Alexandre Venturini, quand chiner est un jeu d’enfant

Regard espiègle, et tempérament indépendant, Alexandre Venturini n’a pas perdu son âme d’enfant.
Si pour lui chiner est un jeu, Paul Bert Serpette est sa cour de récréation, mais pas de stratégie… Ce marchand n’accumule que des coups de cœur, alors entrez dans la partie.

 

Quel est votre parcours ?

Comme beaucoup de marchands, je suis avant tout un passionné d’objets, chinant depuis mon enfance. N’étant pas issu d’une famille de marchands, j’ai fait des études en conséquence. J’ai commencé en étudiant l’histoire de l’art, puis j’ai continué avec une école spécialisée dans le marché de l’art et les antiquités. J’ai beaucoup aimé cela. J’ai débuté en maison de vente aux enchères, chez Tajan puis j’ai été débauché par Delvaille, un antiquaire du Carré Rive Gauche. J’ai très vite eu envie de me lancer tout seul car je ne voulais pas prendre l’habitude d’être salarié. J’ai commencé aux Puces de Vanves et j’y suis resté pendant presque deux ans. Finalement, j’ai eu l’opportunité de m’installer à Paul Bert Serpette, dans un premier temps en partageant un stand, puis j’ai pris un stand seul et je m’y trouve toujours actuellement. Cela fait maintenant 19 ans que je suis là.

D’où vient cette passion de chiner ?

Chiner, c’est comme une chasse aux trésors.

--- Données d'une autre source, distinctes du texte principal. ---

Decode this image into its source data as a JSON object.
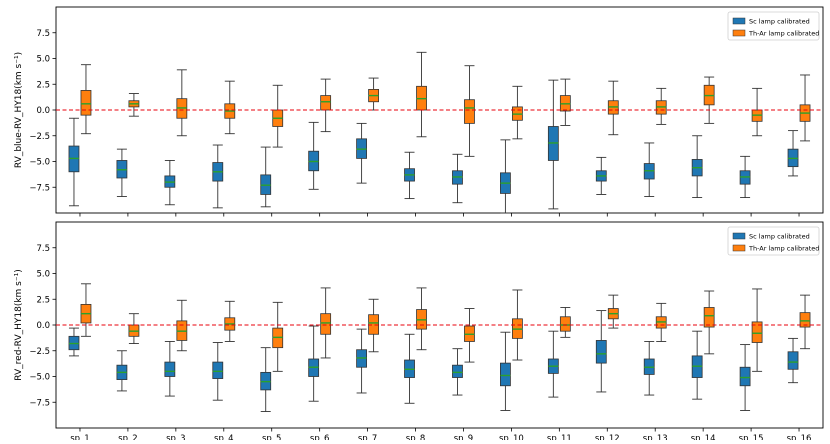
{
  "chart_data": [
    {
      "type": "boxplot",
      "ylabel": "RV_blue-RV_HY18(km s⁻¹)",
      "ylim": [
        -10,
        10
      ],
      "yticks": [
        -7.5,
        -5.0,
        -2.5,
        0.0,
        2.5,
        5.0,
        7.5
      ],
      "ytick_labels": [
        "−7.5",
        "−5.0",
        "−2.5",
        "0.0",
        "2.5",
        "5.0",
        "7.5"
      ],
      "reference_line": 0.0,
      "legend": {
        "placement": "top-right",
        "entries": [
          "Sc lamp calibrated",
          "Th-Ar lamp calibrated"
        ]
      },
      "series": [
        {
          "name": "Sc lamp calibrated",
          "color": "#1f77b4",
          "boxes": [
            {
              "low": -9.3,
              "q1": -6.0,
              "median": -4.7,
              "q3": -3.5,
              "high": -0.8
            },
            {
              "low": -8.4,
              "q1": -6.6,
              "median": -5.8,
              "q3": -4.9,
              "high": -3.8
            },
            {
              "low": -9.2,
              "q1": -7.5,
              "median": -7.0,
              "q3": -6.4,
              "high": -4.9
            },
            {
              "low": -9.5,
              "q1": -6.9,
              "median": -6.0,
              "q3": -5.1,
              "high": -3.4
            },
            {
              "low": -9.4,
              "q1": -8.2,
              "median": -7.3,
              "q3": -6.3,
              "high": -3.6
            },
            {
              "low": -7.7,
              "q1": -5.9,
              "median": -5.0,
              "q3": -4.0,
              "high": -1.2
            },
            {
              "low": -7.1,
              "q1": -4.7,
              "median": -3.8,
              "q3": -2.8,
              "high": -1.3
            },
            {
              "low": -8.6,
              "q1": -6.9,
              "median": -6.3,
              "q3": -5.7,
              "high": -4.1
            },
            {
              "low": -9.0,
              "q1": -7.2,
              "median": -6.5,
              "q3": -5.9,
              "high": -4.3
            },
            {
              "low": -10.0,
              "q1": -8.1,
              "median": -7.1,
              "q3": -6.1,
              "high": -2.9
            },
            {
              "low": -9.6,
              "q1": -4.9,
              "median": -3.2,
              "q3": -1.6,
              "high": 2.9
            },
            {
              "low": -8.2,
              "q1": -6.9,
              "median": -6.4,
              "q3": -5.9,
              "high": -4.6
            },
            {
              "low": -8.4,
              "q1": -6.7,
              "median": -5.9,
              "q3": -5.2,
              "high": -3.2
            },
            {
              "low": -8.5,
              "q1": -6.4,
              "median": -5.6,
              "q3": -4.8,
              "high": -2.5
            },
            {
              "low": -8.5,
              "q1": -7.2,
              "median": -6.5,
              "q3": -5.9,
              "high": -4.5
            },
            {
              "low": -6.4,
              "q1": -5.5,
              "median": -4.7,
              "q3": -3.8,
              "high": -2.0
            }
          ]
        },
        {
          "name": "Th-Ar lamp calibrated",
          "color": "#ff7f0e",
          "boxes": [
            {
              "low": -2.3,
              "q1": -0.5,
              "median": 0.6,
              "q3": 1.9,
              "high": 4.4
            },
            {
              "low": -0.6,
              "q1": 0.3,
              "median": 0.6,
              "q3": 0.9,
              "high": 1.6
            },
            {
              "low": -2.5,
              "q1": -0.8,
              "median": 0.2,
              "q3": 1.1,
              "high": 3.9
            },
            {
              "low": -2.3,
              "q1": -0.8,
              "median": -0.1,
              "q3": 0.6,
              "high": 2.8
            },
            {
              "low": -3.6,
              "q1": -1.6,
              "median": -0.8,
              "q3": 0.0,
              "high": 2.4
            },
            {
              "low": -2.1,
              "q1": 0.0,
              "median": 0.8,
              "q3": 1.4,
              "high": 3.0
            },
            {
              "low": 0.0,
              "q1": 0.8,
              "median": 1.4,
              "q3": 2.0,
              "high": 3.1
            },
            {
              "low": -2.6,
              "q1": 0.0,
              "median": 1.1,
              "q3": 2.3,
              "high": 5.6
            },
            {
              "low": -4.5,
              "q1": -1.3,
              "median": 0.2,
              "q3": 1.0,
              "high": 4.3
            },
            {
              "low": -2.8,
              "q1": -1.0,
              "median": -0.4,
              "q3": 0.3,
              "high": 2.3
            },
            {
              "low": -1.5,
              "q1": -0.1,
              "median": 0.6,
              "q3": 1.4,
              "high": 3.0
            },
            {
              "low": -2.4,
              "q1": -0.4,
              "median": 0.3,
              "q3": 0.9,
              "high": 2.8
            },
            {
              "low": -1.4,
              "q1": -0.4,
              "median": 0.3,
              "q3": 0.9,
              "high": 2.1
            },
            {
              "low": -1.3,
              "q1": 0.5,
              "median": 1.4,
              "q3": 2.4,
              "high": 3.2
            },
            {
              "low": -2.5,
              "q1": -1.1,
              "median": -0.5,
              "q3": 0.0,
              "high": 2.1
            },
            {
              "low": -3.0,
              "q1": -1.1,
              "median": -0.3,
              "q3": 0.5,
              "high": 3.4
            }
          ]
        }
      ]
    },
    {
      "type": "boxplot",
      "ylabel": "RV_red-RV_HY18(km s⁻¹)",
      "ylim": [
        -10,
        10
      ],
      "yticks": [
        -7.5,
        -5.0,
        -2.5,
        0.0,
        2.5,
        5.0,
        7.5
      ],
      "ytick_labels": [
        "−7.5",
        "−5.0",
        "−2.5",
        "0.0",
        "2.5",
        "5.0",
        "7.5"
      ],
      "reference_line": 0.0,
      "legend": {
        "placement": "top-right",
        "entries": [
          "Sc lamp calibrated",
          "Th-Ar lamp calibrated"
        ]
      },
      "categories": [
        "sp_1",
        "sp_2",
        "sp_3",
        "sp_4",
        "sp_5",
        "sp_6",
        "sp_7",
        "sp_8",
        "sp_9",
        "sp_10",
        "sp_11",
        "sp_12",
        "sp_13",
        "sp_14",
        "sp_15",
        "sp_16"
      ],
      "series": [
        {
          "name": "Sc lamp calibrated",
          "color": "#1f77b4",
          "boxes": [
            {
              "low": -3.0,
              "q1": -2.4,
              "median": -1.8,
              "q3": -1.1,
              "high": -0.3
            },
            {
              "low": -6.4,
              "q1": -5.3,
              "median": -4.6,
              "q3": -3.9,
              "high": -2.5
            },
            {
              "low": -6.9,
              "q1": -5.0,
              "median": -4.5,
              "q3": -3.6,
              "high": -1.6
            },
            {
              "low": -7.3,
              "q1": -5.2,
              "median": -4.5,
              "q3": -3.6,
              "high": -1.7
            },
            {
              "low": -8.4,
              "q1": -6.3,
              "median": -5.5,
              "q3": -4.6,
              "high": -2.2
            },
            {
              "low": -7.4,
              "q1": -5.0,
              "median": -4.1,
              "q3": -3.3,
              "high": -0.1
            },
            {
              "low": -6.6,
              "q1": -4.1,
              "median": -3.2,
              "q3": -2.4,
              "high": -0.4
            },
            {
              "low": -7.6,
              "q1": -5.1,
              "median": -4.3,
              "q3": -3.4,
              "high": -0.9
            },
            {
              "low": -6.8,
              "q1": -5.1,
              "median": -4.6,
              "q3": -3.9,
              "high": -2.3
            },
            {
              "low": -8.3,
              "q1": -5.9,
              "median": -4.9,
              "q3": -3.7,
              "high": -0.7
            },
            {
              "low": -7.0,
              "q1": -4.7,
              "median": -4.0,
              "q3": -3.3,
              "high": -0.6
            },
            {
              "low": -6.5,
              "q1": -3.7,
              "median": -2.8,
              "q3": -1.5,
              "high": 1.4
            },
            {
              "low": -6.8,
              "q1": -4.8,
              "median": -4.1,
              "q3": -3.3,
              "high": -1.6
            },
            {
              "low": -7.2,
              "q1": -5.1,
              "median": -4.0,
              "q3": -3.0,
              "high": -0.6
            },
            {
              "low": -8.3,
              "q1": -5.9,
              "median": -5.1,
              "q3": -4.1,
              "high": -1.9
            },
            {
              "low": -5.6,
              "q1": -4.3,
              "median": -3.6,
              "q3": -2.6,
              "high": -1.3
            }
          ]
        },
        {
          "name": "Th-Ar lamp calibrated",
          "color": "#ff7f0e",
          "boxes": [
            {
              "low": -1.1,
              "q1": 0.2,
              "median": 1.1,
              "q3": 2.0,
              "high": 4.0
            },
            {
              "low": -1.8,
              "q1": -1.1,
              "median": -0.6,
              "q3": 0.0,
              "high": 1.1
            },
            {
              "low": -2.5,
              "q1": -1.5,
              "median": -0.6,
              "q3": 0.4,
              "high": 2.4
            },
            {
              "low": -1.6,
              "q1": -0.5,
              "median": 0.1,
              "q3": 0.7,
              "high": 2.3
            },
            {
              "low": -4.5,
              "q1": -2.2,
              "median": -1.2,
              "q3": -0.3,
              "high": 2.2
            },
            {
              "low": -3.2,
              "q1": -0.9,
              "median": 0.2,
              "q3": 1.1,
              "high": 3.6
            },
            {
              "low": -2.6,
              "q1": -0.9,
              "median": 0.2,
              "q3": 1.0,
              "high": 2.5
            },
            {
              "low": -2.4,
              "q1": -0.4,
              "median": 0.5,
              "q3": 1.5,
              "high": 3.6
            },
            {
              "low": -3.6,
              "q1": -1.6,
              "median": -0.9,
              "q3": -0.1,
              "high": 1.6
            },
            {
              "low": -3.4,
              "q1": -1.3,
              "median": -0.4,
              "q3": 0.6,
              "high": 3.4
            },
            {
              "low": -1.2,
              "q1": -0.6,
              "median": 0.0,
              "q3": 0.8,
              "high": 1.7
            },
            {
              "low": -0.3,
              "q1": 0.6,
              "median": 1.1,
              "q3": 1.6,
              "high": 2.9
            },
            {
              "low": -1.6,
              "q1": -0.3,
              "median": 0.3,
              "q3": 0.8,
              "high": 2.1
            },
            {
              "low": -2.8,
              "q1": -0.2,
              "median": 0.9,
              "q3": 1.7,
              "high": 3.3
            },
            {
              "low": -4.5,
              "q1": -1.7,
              "median": -0.8,
              "q3": 0.3,
              "high": 3.5
            },
            {
              "low": -2.3,
              "q1": -0.2,
              "median": 0.4,
              "q3": 1.2,
              "high": 2.9
            }
          ]
        }
      ]
    }
  ]
}
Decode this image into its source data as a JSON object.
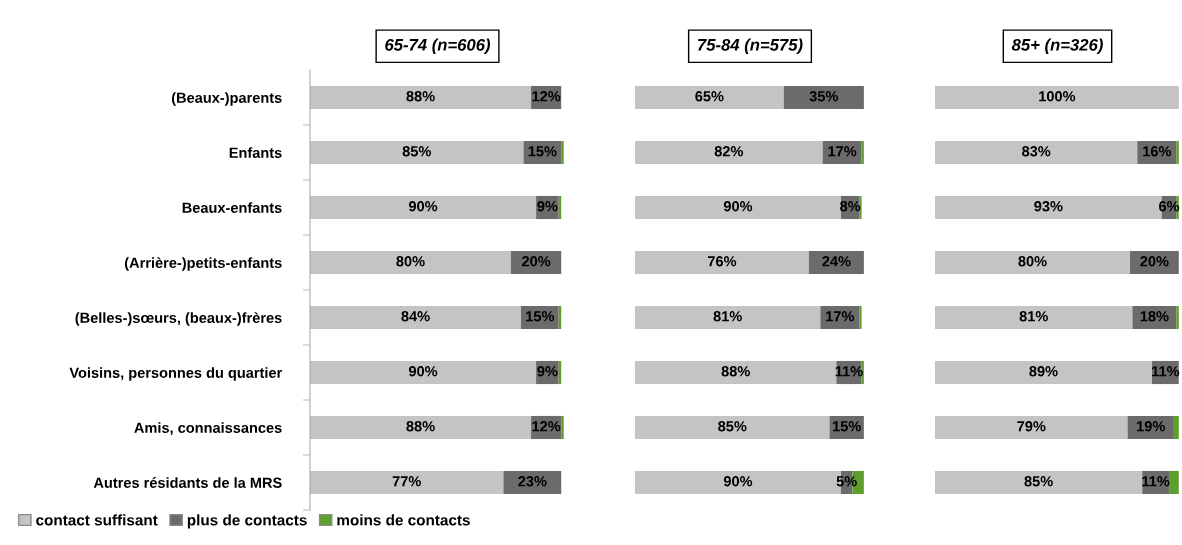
{
  "chart_data": [
    {
      "type": "bar",
      "orientation": "horizontal",
      "stacked": true,
      "title": "65-74 (n=606)",
      "tick_labels": "y",
      "legend": "bottom",
      "categories": [
        "(Beaux-)parents",
        "Enfants",
        "Beaux-enfants",
        "(Arrière-)petits-enfants",
        "(Belles-)sœurs, (beaux-)frères",
        "Voisins, personnes du quartier",
        "Amis, connaissances",
        "Autres résidants de la MRS"
      ],
      "series": [
        {
          "name": "contact suffisant",
          "color": "#c4c4c4",
          "values": [
            88,
            85,
            90,
            80,
            84,
            90,
            88,
            77
          ],
          "value_labels": [
            "88%",
            "85%",
            "90%",
            "80%",
            "84%",
            "90%",
            "88%",
            "77%"
          ]
        },
        {
          "name": "plus de contacts",
          "color": "#6b6b6b",
          "values": [
            12,
            15,
            9,
            20,
            15,
            9,
            12,
            23
          ],
          "value_labels": [
            "12%",
            "15%",
            "9%",
            "20%",
            "15%",
            "9%",
            "12%",
            "23%"
          ]
        },
        {
          "name": "moins de contacts",
          "color": "#5e9e2e",
          "values": [
            0,
            1,
            1,
            0,
            1,
            1,
            1,
            0
          ]
        }
      ]
    },
    {
      "type": "bar",
      "orientation": "horizontal",
      "stacked": true,
      "title": "75-84 (n=575)",
      "tick_labels": false,
      "categories": [
        null,
        null,
        null,
        null,
        null,
        null,
        null,
        null
      ],
      "series": [
        {
          "color": "#c4c4c4",
          "values": [
            65,
            82,
            90,
            76,
            81,
            88,
            85,
            90
          ],
          "value_labels": [
            "65%",
            "82%",
            "90%",
            "76%",
            "81%",
            "88%",
            "85%",
            "90%"
          ]
        },
        {
          "color": "#6b6b6b",
          "values": [
            35,
            17,
            8,
            24,
            17,
            11,
            15,
            5
          ],
          "value_labels": [
            "35%",
            "17%",
            "8%",
            "24%",
            "17%",
            "11%",
            "15%",
            "5%"
          ]
        },
        {
          "color": "#5e9e2e",
          "values": [
            0,
            1,
            1,
            0,
            1,
            1,
            0,
            5
          ]
        }
      ]
    },
    {
      "type": "bar",
      "orientation": "horizontal",
      "stacked": true,
      "title": "85+ (n=326)",
      "tick_labels": false,
      "categories": [
        null,
        null,
        null,
        null,
        null,
        null,
        null,
        null
      ],
      "series": [
        {
          "color": "#c4c4c4",
          "values": [
            100,
            83,
            93,
            80,
            81,
            89,
            79,
            85
          ],
          "value_labels": [
            "100%",
            "83%",
            "93%",
            "80%",
            "81%",
            "89%",
            "79%",
            "85%"
          ]
        },
        {
          "color": "#6b6b6b",
          "values": [
            0,
            16,
            6,
            20,
            18,
            11,
            19,
            11
          ],
          "value_labels": [
            null,
            "16%",
            "6%",
            "20%",
            "18%",
            "11%",
            "19%",
            "11%"
          ]
        },
        {
          "color": "#5e9e2e",
          "values": [
            0,
            1,
            1,
            0,
            1,
            0,
            2,
            4
          ]
        }
      ]
    }
  ]
}
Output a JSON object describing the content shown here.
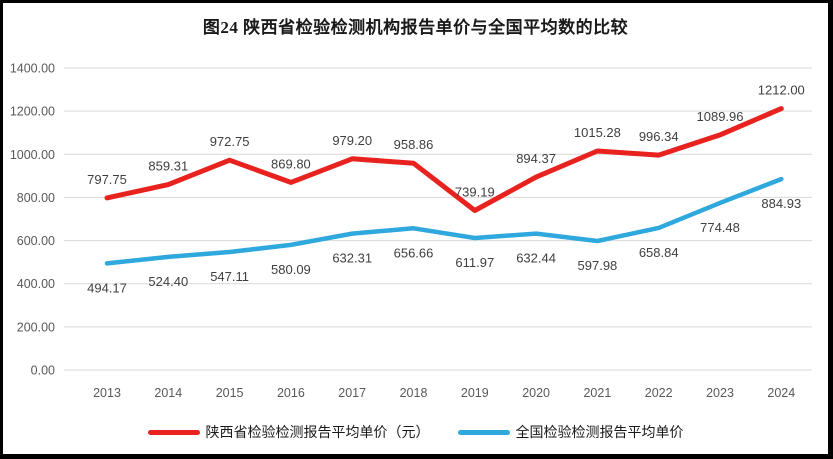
{
  "window": {
    "background": "#ffffff",
    "frame_color": "#000000"
  },
  "chart_data": {
    "type": "line",
    "title": "图24 陕西省检验检测机构报告单价与全国平均数的比较",
    "categories": [
      "2013",
      "2014",
      "2015",
      "2016",
      "2017",
      "2018",
      "2019",
      "2020",
      "2021",
      "2022",
      "2023",
      "2024"
    ],
    "series": [
      {
        "name": "陕西省检验检测报告平均单价（元）",
        "color": "#e8231f",
        "stroke_width": 5,
        "label_position": "above",
        "values": [
          797.75,
          859.31,
          972.75,
          869.8,
          979.2,
          958.86,
          739.19,
          894.37,
          1015.28,
          996.34,
          1089.96,
          1212.0
        ]
      },
      {
        "name": "全国检验检测报告平均单价",
        "color": "#2fa8dd",
        "stroke_width": 4.5,
        "label_position": "below",
        "values": [
          494.17,
          524.4,
          547.11,
          580.09,
          632.31,
          656.66,
          611.97,
          632.44,
          597.98,
          658.84,
          774.48,
          884.93
        ]
      }
    ],
    "xlabel": "",
    "ylabel": "",
    "ylim": [
      0,
      1400
    ],
    "y_step": 200,
    "y_tick_labels": [
      "0.00",
      "200.00",
      "400.00",
      "600.00",
      "800.00",
      "1000.00",
      "1200.00",
      "1400.00"
    ],
    "grid": true,
    "legend_position": "bottom",
    "data_labels": true,
    "label_decimals": 2,
    "axis_text_color": "#595959",
    "data_label_color": "#3f3f3f",
    "gridline_color": "#d9d9d9"
  }
}
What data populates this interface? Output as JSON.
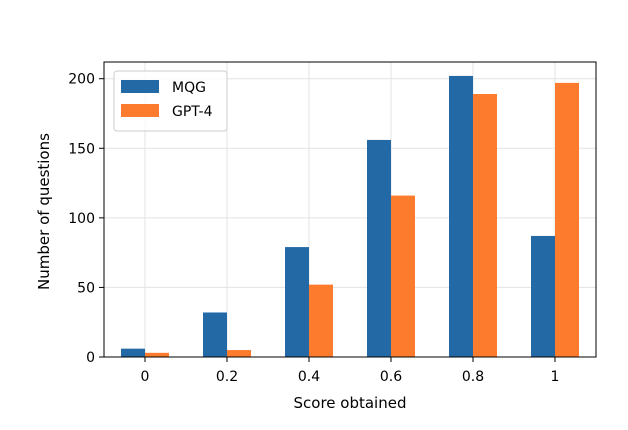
{
  "chart_data": {
    "type": "bar",
    "categories": [
      "0",
      "0.2",
      "0.4",
      "0.6",
      "0.8",
      "1"
    ],
    "series": [
      {
        "name": "MQG",
        "values": [
          6,
          32,
          79,
          156,
          202,
          87
        ],
        "color": "#2369a6"
      },
      {
        "name": "GPT-4",
        "values": [
          3,
          5,
          52,
          116,
          189,
          197
        ],
        "color": "#fc7b2d"
      }
    ],
    "xlabel": "Score obtained",
    "ylabel": "Number of questions",
    "ylim": [
      0,
      212
    ],
    "yticks": [
      0,
      50,
      100,
      150,
      200
    ],
    "grid": true,
    "legend_position": "top-left"
  }
}
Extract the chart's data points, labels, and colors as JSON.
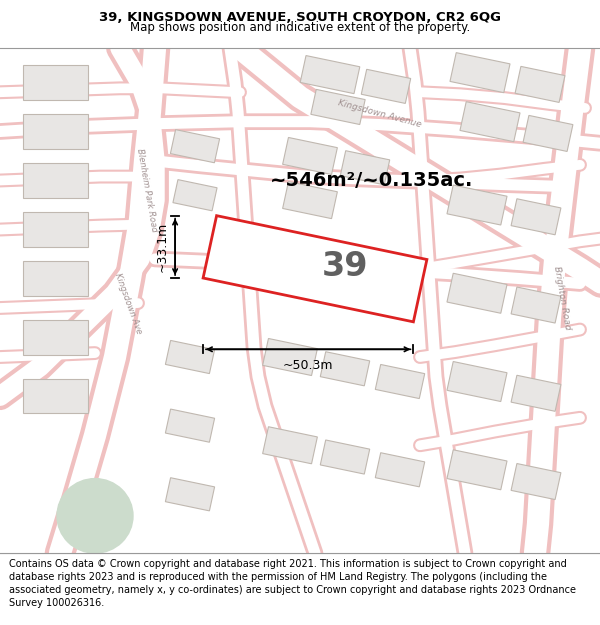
{
  "title_line1": "39, KINGSDOWN AVENUE, SOUTH CROYDON, CR2 6QG",
  "title_line2": "Map shows position and indicative extent of the property.",
  "area_text": "~546m²/~0.135ac.",
  "number_label": "39",
  "dim_width": "~50.3m",
  "dim_height": "~33.1m",
  "footer_text": "Contains OS data © Crown copyright and database right 2021. This information is subject to Crown copyright and database rights 2023 and is reproduced with the permission of HM Land Registry. The polygons (including the associated geometry, namely x, y co-ordinates) are subject to Crown copyright and database rights 2023 Ordnance Survey 100026316.",
  "bg_color": "#f7f5f2",
  "plot_fill": "#ffffff",
  "plot_edge": "#dd2222",
  "plot_edge_width": 2.0,
  "building_fill": "#e8e6e4",
  "building_edge": "#c0b8b0",
  "road_fill": "#ffffff",
  "road_edge": "#f0c0c0",
  "green_fill": "#ccdccc",
  "label_color": "#a09090",
  "title_fontsize": 9.5,
  "subtitle_fontsize": 8.5,
  "footer_fontsize": 7.0,
  "area_fontsize": 14,
  "number_fontsize": 24,
  "dim_fontsize": 9
}
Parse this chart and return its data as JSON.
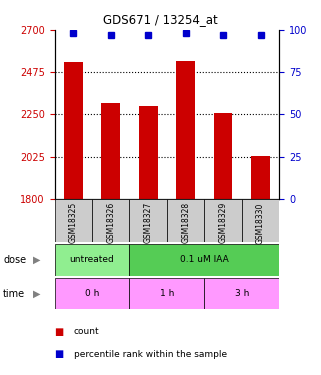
{
  "title": "GDS671 / 13254_at",
  "samples": [
    "GSM18325",
    "GSM18326",
    "GSM18327",
    "GSM18328",
    "GSM18329",
    "GSM18330"
  ],
  "bar_values": [
    2530,
    2310,
    2295,
    2535,
    2255,
    2030
  ],
  "dot_values": [
    98,
    97,
    97,
    98,
    97,
    97
  ],
  "ylim_left": [
    1800,
    2700
  ],
  "ylim_right": [
    0,
    100
  ],
  "yticks_left": [
    1800,
    2025,
    2250,
    2475,
    2700
  ],
  "yticks_right": [
    0,
    25,
    50,
    75,
    100
  ],
  "bar_color": "#cc0000",
  "dot_color": "#0000cc",
  "tick_color_left": "#cc0000",
  "tick_color_right": "#0000cc",
  "dose_untreated_color": "#90ee90",
  "dose_iaa_color": "#55cc55",
  "time_color": "#ff99ff",
  "sample_bg_color": "#cccccc",
  "legend_count_color": "#cc0000",
  "legend_dot_color": "#0000cc",
  "time_labels": [
    "0 h",
    "1 h",
    "3 h"
  ],
  "dose_labels": [
    "untreated",
    "0.1 uM IAA"
  ]
}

Je pense que les marchands ont une âme d’enfant. Quand j’étais petit, je chinais dans le but de trouver l’objet extraordinaire. Chiner, c’est du rêve… Dans ce métier, on peut se faire plaisir pour rien, si l’on ne recherche pas ce que tout le monde veut.

 

Préférez-vous acheter ou vendre ?

Acheter, sans hésiter. Evidemment il faut rentrer de l’argent, mais vendre ce que j’aime ne m’intéresse pas du tout. Nous sommes des acheteurs compulsifs et nous ferions mieux parfois de faire des psychanalyses ! Acheter est une thérapie…

 

Avez-vous une passion particulière ?

A l’origine j’avais un goût très classique et j’aimais l’argenterie, très bourgeoise et rassurante. Je trouve aussi magique la verrerie 18ème. Maintenant, le marbre m’amuse beaucoup. J’aime la matière et les motifs infinis, cela me fascine. C’est un domaine qui a toujours plu mais que l’on ne connaît bien que depuis une vingtaine d’années ; avant, il n’y avait pas autant d’accès à la connaissance. J’aime rechercher les provenances du marbre, c’est un peu comme un jeu.

 

Que trouve-t-on sur votre stand ?

Je suis un chineur donc tout dépend de ce que je trouve. J’ai un goût très éclectique, mais avec une base classique. J’ai un défaut : pour moi tout est beau et je ne peux pas m’empêcher d’acheter. Je me retrouve alors vite avec un amas d’objets qui n’est plus gérable.

 

Que représente Paul Bert Serpette pour vous ?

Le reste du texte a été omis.